Зоя. Двадцать пять рублей! Ой! Я не могу! Вот серость-то! Запомни, дорогая, нижеследующее. Дочь товарища Кривошеева никогда не ходит в платье за 25 рублей. А туфли-то! Туфли! Господи! Товарищ Кривошеев, и это – ваша дочь? Не стыдно вам, папочка? А? Ну, вот что. (Раскрывает чемодан). Я в Москве купила японский костюм. Сто пятьдесят рублей стоит. И туфли итальянские за семьдесят рублей. (Подаёт Тане костюм и туфли). Надень это.
Таня. Ой, что ты!
Зоя. Надень!
Стук в дверь.
Таня. Это он! (Садится на стул и опускает голову).
Зоя. Что ты? Что ты так побледнела? Соня, Катя, да ей дурно! Вот горе-то! Уведите её к соседям, пусть там переоденется. Дайте ей нашатырного спирта. Приведите её в порядок, а я тут этого Вадима обработаю. (Стук в дверь). Сейчас! (Входят Вадим и Игорь).
Вадим. Здравствуйте. Таня, мы за тобой.
Соня. Сейчас, подождите минутку! Таня, пойдём. Таня… Катя, помоги. (Соня и Катя уводят Таню).
Вадим. Что с Таней? (Направляется к двери).
Зоя. Подождите! Там без вас разберутся. Ну, давайте знакомиться. Я – Зоя.
Вадим (жмёт Зое руку). А это мой брат, Игорь.
Игорь отворачивается.
Зоя.  Вашего брата я знаю. Личность известная.
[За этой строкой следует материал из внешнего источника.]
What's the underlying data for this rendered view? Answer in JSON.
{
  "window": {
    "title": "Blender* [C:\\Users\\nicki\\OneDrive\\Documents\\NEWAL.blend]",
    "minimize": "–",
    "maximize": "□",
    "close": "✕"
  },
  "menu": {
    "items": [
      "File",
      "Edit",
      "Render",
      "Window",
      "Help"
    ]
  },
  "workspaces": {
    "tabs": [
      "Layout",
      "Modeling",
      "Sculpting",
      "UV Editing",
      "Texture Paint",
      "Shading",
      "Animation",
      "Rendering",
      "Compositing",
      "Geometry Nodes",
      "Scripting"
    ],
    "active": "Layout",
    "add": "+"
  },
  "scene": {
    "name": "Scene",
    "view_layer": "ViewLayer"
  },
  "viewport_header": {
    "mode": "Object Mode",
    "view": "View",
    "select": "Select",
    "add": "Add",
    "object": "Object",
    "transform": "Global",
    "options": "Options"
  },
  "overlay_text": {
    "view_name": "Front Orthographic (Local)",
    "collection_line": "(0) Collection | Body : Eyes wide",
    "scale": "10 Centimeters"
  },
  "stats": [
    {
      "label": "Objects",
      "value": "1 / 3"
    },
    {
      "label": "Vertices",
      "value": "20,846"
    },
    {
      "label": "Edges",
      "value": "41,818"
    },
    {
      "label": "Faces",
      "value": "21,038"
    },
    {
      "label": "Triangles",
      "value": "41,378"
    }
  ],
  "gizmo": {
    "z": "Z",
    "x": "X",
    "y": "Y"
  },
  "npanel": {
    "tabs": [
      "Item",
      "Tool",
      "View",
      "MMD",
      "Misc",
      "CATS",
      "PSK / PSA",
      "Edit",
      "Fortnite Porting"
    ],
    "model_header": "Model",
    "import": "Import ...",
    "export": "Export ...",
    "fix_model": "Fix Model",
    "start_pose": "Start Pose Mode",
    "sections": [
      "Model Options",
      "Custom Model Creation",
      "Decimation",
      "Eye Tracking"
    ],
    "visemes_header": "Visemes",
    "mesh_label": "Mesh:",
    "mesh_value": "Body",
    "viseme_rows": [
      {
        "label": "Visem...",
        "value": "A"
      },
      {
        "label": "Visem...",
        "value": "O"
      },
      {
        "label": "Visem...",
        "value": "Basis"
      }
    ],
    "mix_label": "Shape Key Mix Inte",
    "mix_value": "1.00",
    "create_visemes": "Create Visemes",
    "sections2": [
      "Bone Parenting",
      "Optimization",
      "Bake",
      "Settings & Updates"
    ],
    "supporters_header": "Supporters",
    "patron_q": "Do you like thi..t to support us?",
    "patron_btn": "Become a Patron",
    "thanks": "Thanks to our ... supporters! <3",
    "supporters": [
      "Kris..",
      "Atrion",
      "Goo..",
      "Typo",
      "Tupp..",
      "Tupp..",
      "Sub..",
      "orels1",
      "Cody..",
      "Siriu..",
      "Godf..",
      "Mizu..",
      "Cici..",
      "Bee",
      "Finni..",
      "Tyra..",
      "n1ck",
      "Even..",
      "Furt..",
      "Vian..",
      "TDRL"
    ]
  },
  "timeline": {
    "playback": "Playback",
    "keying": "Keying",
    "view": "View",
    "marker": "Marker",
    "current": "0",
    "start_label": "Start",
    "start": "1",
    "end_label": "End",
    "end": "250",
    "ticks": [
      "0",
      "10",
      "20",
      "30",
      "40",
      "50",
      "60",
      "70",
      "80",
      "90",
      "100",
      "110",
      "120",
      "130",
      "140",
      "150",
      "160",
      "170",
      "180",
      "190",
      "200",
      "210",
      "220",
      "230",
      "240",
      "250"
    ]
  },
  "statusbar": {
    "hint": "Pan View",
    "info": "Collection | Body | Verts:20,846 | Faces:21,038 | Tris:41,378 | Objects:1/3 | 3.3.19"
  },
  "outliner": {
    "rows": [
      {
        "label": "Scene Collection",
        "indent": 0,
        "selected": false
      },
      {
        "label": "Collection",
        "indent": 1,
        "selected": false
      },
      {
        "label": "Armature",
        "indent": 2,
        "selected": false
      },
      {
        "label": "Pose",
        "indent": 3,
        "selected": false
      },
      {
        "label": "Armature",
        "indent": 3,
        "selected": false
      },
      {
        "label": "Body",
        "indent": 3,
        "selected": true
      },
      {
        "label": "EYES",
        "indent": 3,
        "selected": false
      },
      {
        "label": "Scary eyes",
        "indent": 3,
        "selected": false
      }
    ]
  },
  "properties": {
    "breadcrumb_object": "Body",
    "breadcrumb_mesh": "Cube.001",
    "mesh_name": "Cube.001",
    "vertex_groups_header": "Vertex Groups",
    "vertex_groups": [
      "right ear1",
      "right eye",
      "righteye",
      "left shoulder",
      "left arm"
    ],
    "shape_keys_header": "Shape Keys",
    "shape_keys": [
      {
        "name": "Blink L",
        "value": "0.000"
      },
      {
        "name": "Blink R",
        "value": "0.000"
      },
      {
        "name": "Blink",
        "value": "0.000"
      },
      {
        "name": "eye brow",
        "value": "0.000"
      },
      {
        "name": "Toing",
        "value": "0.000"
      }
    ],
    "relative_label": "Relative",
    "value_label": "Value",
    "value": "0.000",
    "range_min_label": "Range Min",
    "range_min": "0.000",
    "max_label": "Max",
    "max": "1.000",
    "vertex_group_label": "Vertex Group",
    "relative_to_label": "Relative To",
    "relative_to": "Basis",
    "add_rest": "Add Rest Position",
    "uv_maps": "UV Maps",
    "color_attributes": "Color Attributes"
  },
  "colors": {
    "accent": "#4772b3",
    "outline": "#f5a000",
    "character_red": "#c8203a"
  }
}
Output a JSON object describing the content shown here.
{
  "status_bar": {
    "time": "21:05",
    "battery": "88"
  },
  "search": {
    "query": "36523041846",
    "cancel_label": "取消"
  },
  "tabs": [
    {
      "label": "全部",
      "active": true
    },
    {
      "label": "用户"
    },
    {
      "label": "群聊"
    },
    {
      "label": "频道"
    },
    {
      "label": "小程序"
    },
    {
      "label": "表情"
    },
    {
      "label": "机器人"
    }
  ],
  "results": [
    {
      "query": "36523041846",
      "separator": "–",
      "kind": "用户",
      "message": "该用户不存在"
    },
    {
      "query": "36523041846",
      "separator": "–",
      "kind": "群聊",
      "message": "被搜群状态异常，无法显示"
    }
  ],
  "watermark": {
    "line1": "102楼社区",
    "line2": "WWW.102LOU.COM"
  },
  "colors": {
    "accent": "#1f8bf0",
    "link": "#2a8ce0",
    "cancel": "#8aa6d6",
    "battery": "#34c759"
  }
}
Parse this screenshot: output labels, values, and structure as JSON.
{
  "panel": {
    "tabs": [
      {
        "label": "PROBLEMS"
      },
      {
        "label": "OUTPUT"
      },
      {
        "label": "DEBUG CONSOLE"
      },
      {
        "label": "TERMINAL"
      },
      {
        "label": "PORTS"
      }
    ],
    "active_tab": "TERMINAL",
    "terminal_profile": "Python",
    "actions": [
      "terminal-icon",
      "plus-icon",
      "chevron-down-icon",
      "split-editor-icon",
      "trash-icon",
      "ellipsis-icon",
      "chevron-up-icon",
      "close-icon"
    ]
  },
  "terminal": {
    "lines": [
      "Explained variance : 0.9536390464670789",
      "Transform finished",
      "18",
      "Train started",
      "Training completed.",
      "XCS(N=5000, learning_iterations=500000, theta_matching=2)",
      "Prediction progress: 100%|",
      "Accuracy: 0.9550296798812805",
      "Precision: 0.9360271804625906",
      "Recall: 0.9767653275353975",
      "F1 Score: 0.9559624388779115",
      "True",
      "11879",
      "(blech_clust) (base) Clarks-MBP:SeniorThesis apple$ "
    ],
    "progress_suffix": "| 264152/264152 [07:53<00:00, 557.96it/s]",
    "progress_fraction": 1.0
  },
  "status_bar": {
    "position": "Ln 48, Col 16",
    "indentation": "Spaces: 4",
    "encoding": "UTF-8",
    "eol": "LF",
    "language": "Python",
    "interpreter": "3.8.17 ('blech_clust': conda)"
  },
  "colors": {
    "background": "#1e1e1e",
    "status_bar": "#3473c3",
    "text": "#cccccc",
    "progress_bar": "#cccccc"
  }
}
Игорь. Вадим, я не пойму, которая из них – твоя подружка? Неужели эта? (Показывает на Зою).
Вадим. Нет, не эта. Другая. Она ушла.
Зоя. Она ушла переодеться.
Игорь. Хорошая компания…
Зоя. А вам не нравится?
Игорь. Нет, мне всё нравится. Общежитие, четыре кровати в одной комнате.
Зоя. Бывает и побольше. Я на сессию ездила, так нас там семнадцать человек было в одной комнате.
Игорь. Интересно.
Вадим (смотрит на дверь). Что она там так долго?
Зоя (Вадиму). Вы торопитесь?
Игорь. Нет, мы не торопимся. Мы подождём. Время у нас есть.
Вадим. Я пойду, покурю. (Уходит).
Зоя. Ваш брат – очень симпатичный человек.
Игорь. А я?
Зоя. Меня вы как-то не очень интересуете. Не вы же женитесь на моей подруге, а он.
Игорь. Вы это всерьёз говорите о женитьбе?
Зоя. Да, всерьёз.
Игорь. Вадим женится на этой вот своей подружке?
Зоя. Да, женится. А что?
Игорь. Ничего.
Зоя. Ведь это здорово, что они встретили друг друга и полюбили. Я так рада за Таню, Вадим так любит её!
Игорь. Вадим – безмозглый осёл. Он, пожалуй, и вправду женится. От него всего можно ожидать.
Зоя. Вы как будто недовольны? Ваш брат сделал хороший выбор. Ему повезло.
Игорь. Да неужели?
Зоя. Таня очень хорошая девочка и так его любит!
Игорь. Ну, ещё бы!
Зоя. Нет, вы как-то странно относитесь ко всему этому. Почему?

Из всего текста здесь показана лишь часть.